Two receive presidential honors for research
Two university professors today, Oct. 24, received the nation’s highest honor bestowed upon scientists in the early stages of their careers.
Susan Hagness, an assistant professor of electrical and computer engineering; and Jenny Saffran, an assistant professor of psychology; were among 59 faculty honored with 2000 Presidential Early Career Awards for Scientists and Engineers during a White House ceremony today. The awards, in their fifth year, recognize some of the nation’s top junior researchers and also help advance the leading frontiers in scientific research.
“This is a tremendous honor for both the individuals and the university, since having two winners in a year is quite rare,” says Virginia Hinshaw, dean of the Graduate School and senior research officer. “Early financial support is critical to faculty, and these awards will help Susan and Jenny take their already promising careers to a new level.”
Hagness and Saffran were recognized for both their research and their teaching innovations and both will receive five-year, $500,000 awards.
“This award gives me the freedom to be creative and really take our research into new directions,” Hagness says.
Hagness is working on technology that could bring astounding new speed to computing and electronic communications. She says scientists are reaching what she calls “the tera era,” or an age in which transmission rates for fiber optic communications may break the terabit per second mark.
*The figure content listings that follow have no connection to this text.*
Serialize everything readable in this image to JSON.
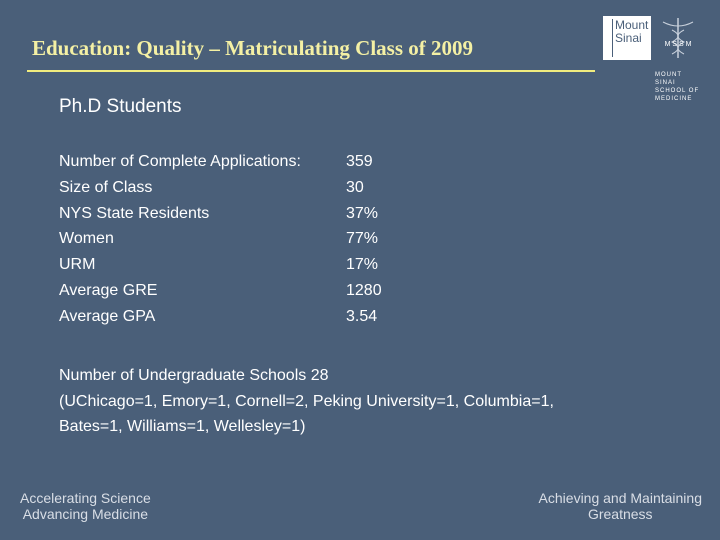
{
  "title": "Education: Quality – Matriculating Class of 2009",
  "logo": {
    "line1": "Mount",
    "line2": "Sinai",
    "seal_text": "M S S M",
    "sub1": "MOUNT SINAI",
    "sub2": "SCHOOL OF",
    "sub3": "MEDICINE"
  },
  "heading": "Ph.D Students",
  "stats": [
    {
      "label": "Number of Complete Applications:",
      "value": "359"
    },
    {
      "label": "Size of Class",
      "value": "30"
    },
    {
      "label": "NYS State Residents",
      "value": "37%"
    },
    {
      "label": "Women",
      "value": "77%"
    },
    {
      "label": "URM",
      "value": "17%"
    },
    {
      "label": "Average GRE",
      "value": "1280"
    },
    {
      "label": "Average GPA",
      "value": "3.54"
    }
  ],
  "schools": {
    "line1": "Number of Undergraduate Schools  28",
    "line2": "(UChicago=1, Emory=1, Cornell=2, Peking University=1, Columbia=1,",
    "line3": "Bates=1, Williams=1, Wellesley=1)"
  },
  "footer": {
    "left_line1": "Accelerating Science",
    "left_line2": "Advancing Medicine",
    "right_line1": "Achieving and Maintaining",
    "right_line2": "Greatness"
  },
  "colors": {
    "background": "#4a5f79",
    "title": "#f4f0a4",
    "rule": "#f1ec7e"
  }
}
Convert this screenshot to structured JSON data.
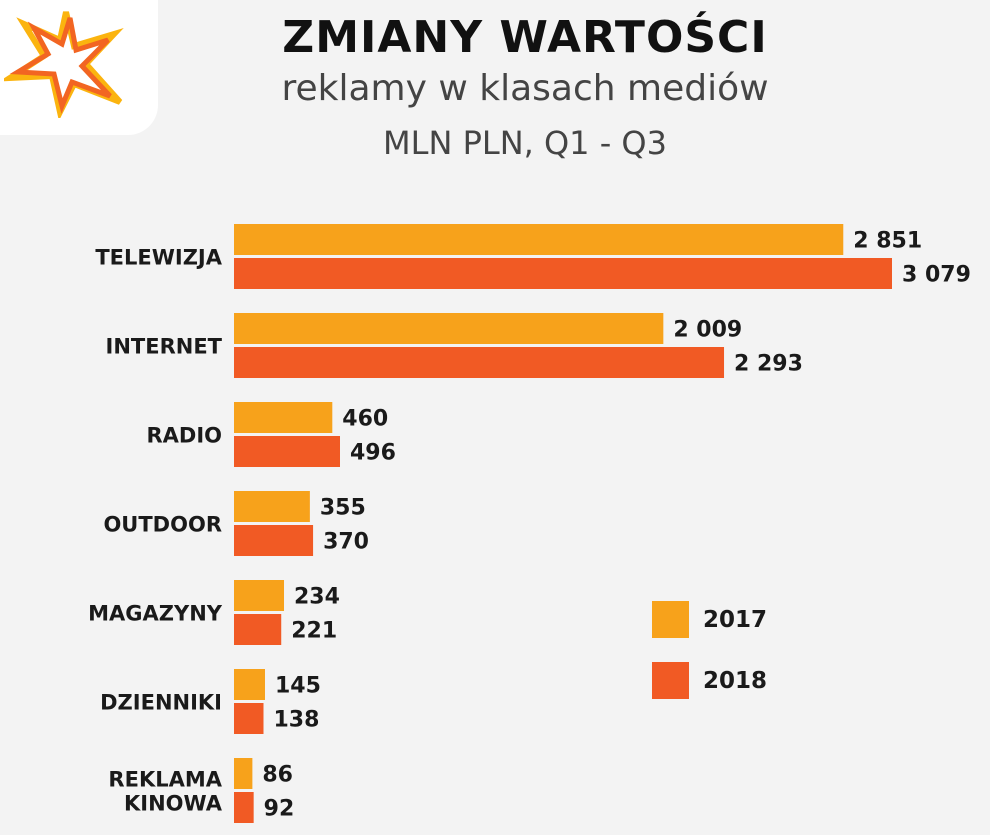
{
  "header": {
    "title": "ZMIANY WARTOŚCI",
    "subtitle": "reklamy w klasach mediów",
    "unit_line": "MLN PLN, Q1 - Q3"
  },
  "colors": {
    "series_2017": "#f7a21b",
    "series_2018": "#f15a24",
    "logo_orange": "#f26522",
    "logo_yellow": "#fbb40f"
  },
  "icons": {
    "logo": "star-burst-logo"
  },
  "chart_data": {
    "type": "bar",
    "orientation": "horizontal",
    "title": "ZMIANY WARTOŚCI",
    "subtitle": "reklamy w klasach mediów",
    "unit": "MLN PLN, Q1 - Q3",
    "categories": [
      "TELEWIZJA",
      "INTERNET",
      "RADIO",
      "OUTDOOR",
      "MAGAZYNY",
      "DZIENNIKI",
      "REKLAMA KINOWA"
    ],
    "category_lines": [
      [
        "TELEWIZJA"
      ],
      [
        "INTERNET"
      ],
      [
        "RADIO"
      ],
      [
        "OUTDOOR"
      ],
      [
        "MAGAZYNY"
      ],
      [
        "DZIENNIKI"
      ],
      [
        "REKLAMA",
        "KINOWA"
      ]
    ],
    "series": [
      {
        "name": "2017",
        "values": [
          2851,
          2009,
          460,
          355,
          234,
          145,
          86
        ],
        "labels": [
          "2 851",
          "2 009",
          "460",
          "355",
          "234",
          "145",
          "86"
        ]
      },
      {
        "name": "2018",
        "values": [
          3079,
          2293,
          496,
          370,
          221,
          138,
          92
        ],
        "labels": [
          "3 079",
          "2 293",
          "496",
          "370",
          "221",
          "138",
          "92"
        ]
      }
    ],
    "xlim": [
      0,
      3079
    ],
    "grid": false,
    "legend_position": "right"
  }
}
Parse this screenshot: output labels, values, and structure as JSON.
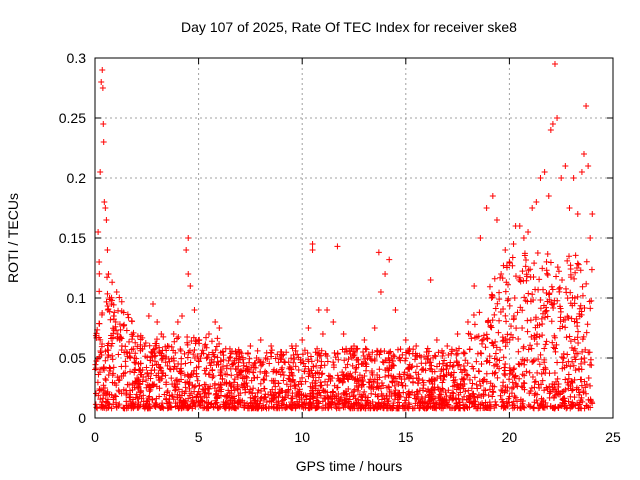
{
  "chart_data": {
    "type": "scatter",
    "title": "Day 107 of 2025, Rate Of TEC Index for receiver ske8",
    "xlabel": "GPS time / hours",
    "ylabel": "ROTI / TECUs",
    "xlim": [
      0,
      25
    ],
    "ylim": [
      0,
      0.3
    ],
    "grid": true,
    "marker": "+",
    "series": [
      {
        "name": "ske8",
        "color": "#ff0000",
        "x": [
          0.15,
          0.2,
          0.25,
          0.3,
          0.35,
          0.38,
          0.4,
          0.42,
          0.45,
          0.5,
          0.55,
          0.6,
          0.65,
          0.7,
          0.8,
          0.9,
          1.0,
          1.1,
          1.2,
          1.3,
          1.5,
          1.7,
          1.9,
          2.1,
          2.3,
          2.6,
          2.8,
          3.0,
          3.2,
          3.5,
          3.8,
          4.0,
          4.2,
          4.4,
          4.5,
          4.5,
          4.6,
          4.8,
          5.0,
          5.3,
          5.5,
          5.8,
          6.0,
          6.5,
          7.0,
          7.5,
          7.8,
          8.0,
          8.5,
          9.0,
          9.5,
          9.7,
          10.0,
          10.3,
          10.5,
          10.5,
          10.8,
          11.0,
          11.2,
          11.5,
          11.7,
          12.0,
          12.5,
          13.0,
          13.5,
          13.7,
          13.8,
          14.0,
          14.2,
          14.5,
          15.0,
          15.5,
          16.0,
          16.2,
          16.5,
          17.0,
          17.5,
          18.0,
          18.3,
          18.6,
          18.9,
          19.2,
          19.4,
          19.6,
          19.8,
          20.0,
          20.2,
          20.3,
          20.5,
          20.7,
          20.9,
          21.1,
          21.3,
          21.5,
          21.7,
          21.9,
          22.0,
          22.1,
          22.2,
          22.3,
          22.5,
          22.7,
          22.9,
          23.1,
          23.3,
          23.5,
          23.6,
          23.7,
          23.8,
          23.9,
          24.0
        ],
        "y": [
          0.155,
          0.13,
          0.205,
          0.28,
          0.29,
          0.275,
          0.245,
          0.23,
          0.18,
          0.175,
          0.165,
          0.14,
          0.12,
          0.1,
          0.095,
          0.085,
          0.08,
          0.07,
          0.065,
          0.06,
          0.055,
          0.05,
          0.05,
          0.045,
          0.04,
          0.085,
          0.095,
          0.08,
          0.07,
          0.06,
          0.07,
          0.08,
          0.085,
          0.14,
          0.15,
          0.12,
          0.11,
          0.09,
          0.065,
          0.06,
          0.07,
          0.08,
          0.075,
          0.05,
          0.055,
          0.06,
          0.05,
          0.065,
          0.06,
          0.055,
          0.06,
          0.06,
          0.065,
          0.075,
          0.145,
          0.14,
          0.09,
          0.07,
          0.09,
          0.08,
          0.143,
          0.07,
          0.06,
          0.065,
          0.075,
          0.138,
          0.105,
          0.12,
          0.132,
          0.09,
          0.065,
          0.06,
          0.055,
          0.115,
          0.065,
          0.06,
          0.07,
          0.08,
          0.11,
          0.15,
          0.175,
          0.185,
          0.165,
          0.12,
          0.14,
          0.13,
          0.145,
          0.16,
          0.16,
          0.15,
          0.155,
          0.175,
          0.18,
          0.2,
          0.205,
          0.185,
          0.24,
          0.245,
          0.295,
          0.25,
          0.2,
          0.21,
          0.175,
          0.2,
          0.17,
          0.205,
          0.22,
          0.26,
          0.21,
          0.15,
          0.17
        ]
      }
    ]
  }
}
A terabit is 1 trillion bits per second.
The research field of nanotechnology is exploding nationally, and recent advances in materials technology and fabrication techniques are making it possible to design “photonic microstructures” that are fractions of the width of human hair in size. Hagness is working to understand how light travels within these structures, a key step before they can be applied in a new generation of integrated circuits.
In the classroom, Hagness is working to reverse the paradigm of “in-class lecture and out-of-class problem-solving.” She uses interactive multimedia-based lectures, combined with small-group problem-solving sessions, to help students visualize and understand complex material.
Saffran is working in another wide-open frontier of science, that of understanding how infants learn and process the world. Her primary focus has been on the innate and learned mechanisms babies rely on to recognize words, and on the connections between music and learning.
“We’ve only recently had the methodology to scientifically measure the cognitive process for infants, and this award is a sign of increased recognition of the field,” she says.
The next stage for Saffran’s research is to study how all of the different cognitive processes work together in children, such as learning language, speaking and interpreting knowledge. Some of the most important applications will be for children who are developing atypically, she says. The work may lead to interventions that can help children overcome difficulties in learning language.
Saffran’s teaching innovations include new ways of extending the research experience to undergraduate students. She teaches a course on child development that enrolls 200-plus students, and she has proposed training gifted undergraduates in her course to lead discussion-group sessions and serve as “junior graduate students.”
Saffran and Hagness were nominated for this award by the National Science Foundation, their primary funding source. The NSF is one of nine federal agencies that shared award winners this year.
“These awards acknowledge much more than past performance,” says NSF director Rita Colwell. “They represent our expectation that these women and men will continue to provide leadership in science, engineering and higher education well into the millennium.”